Spiritualitas dalam Musik dan Tarian

Musik dan Tarian

Allah Yang Mahakuasa menciptakan hati manusia bagaikan sebuah batu api. Ia menyimpan api yang akan berpijar-pijar musik dan harmoni, yang mampu memberikan ketenteraman kepadanya dan orang lain. Harmoni yang dinikmati manusia merupakan gema dari keindahan dunia yang lebih tinggi, yang kita sebut dunia ruh.


Allah yang Mahakuasa menciptakan hati manusia bagaikan sebuah batu api.
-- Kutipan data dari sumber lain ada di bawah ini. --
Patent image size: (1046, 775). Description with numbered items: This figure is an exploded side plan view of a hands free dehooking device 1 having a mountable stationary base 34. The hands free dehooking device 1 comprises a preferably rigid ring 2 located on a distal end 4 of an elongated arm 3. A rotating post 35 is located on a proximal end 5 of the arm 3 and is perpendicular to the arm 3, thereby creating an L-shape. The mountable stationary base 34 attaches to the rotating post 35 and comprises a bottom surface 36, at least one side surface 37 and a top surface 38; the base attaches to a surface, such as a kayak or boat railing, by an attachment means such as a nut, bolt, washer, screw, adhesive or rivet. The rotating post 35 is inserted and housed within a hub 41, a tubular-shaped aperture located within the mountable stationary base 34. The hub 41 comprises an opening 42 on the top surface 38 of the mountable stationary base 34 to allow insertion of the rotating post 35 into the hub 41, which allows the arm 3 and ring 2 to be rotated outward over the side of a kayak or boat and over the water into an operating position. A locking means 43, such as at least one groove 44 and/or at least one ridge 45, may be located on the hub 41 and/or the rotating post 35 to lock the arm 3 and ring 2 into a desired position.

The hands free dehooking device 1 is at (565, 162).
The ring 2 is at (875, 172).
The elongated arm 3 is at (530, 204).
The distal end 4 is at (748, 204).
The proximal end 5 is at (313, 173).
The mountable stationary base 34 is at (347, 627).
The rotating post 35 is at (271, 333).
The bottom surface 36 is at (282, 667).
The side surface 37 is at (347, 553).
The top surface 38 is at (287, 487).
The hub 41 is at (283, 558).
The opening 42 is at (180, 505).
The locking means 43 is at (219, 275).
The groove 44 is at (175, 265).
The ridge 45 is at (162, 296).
Ia menyimpan api yang akan berpijar-pijar, musik dan harmoni, yang mampu memberikan ketenteraman kepadanya dan orang lain. Harmoni yang dinikmati manusia merupakan gema dari keindahan dunia yang lebih tinggi, yang kita sebut dunia ruh. Ia mengingatkan bahwa manusia terhubung dengan dunia itu, dan membangkitkan emosi yang sedemikian dalam dan asing dalam dirinya sehingga ia sendiri tak kuasa menjelaskannya. Musik dan tarian sangat dalam memengaruhi keadaan hati manusia; ia menyalakan cinta yang tertidur dalam hati—cinta yang bersifat duniawi dan indriawi, maupun yang ilahi dan ruhani.

Para teolog bersilang pendapat mengenai kebolehan musik dan tarian dalam aktivitas keagamaan. Mazhab Zahiriah berpendapat bahwa Allah sama sekali tak dapat dipersepsi manusia. Mereka menolak kemungkinan manusia bisa benar-benar merasakan cinta kepada Allah. Bagi mereka, manusia hanya bisa mencintai makhluk. Cinta yang diyakini sebagian manusia sebagai cinta kepada Sang Khalik hanyalah proyeksi dari rasa cintanya kepada makhluk atau sekadar bayang-bayang yang tercipta oleh khayalannya.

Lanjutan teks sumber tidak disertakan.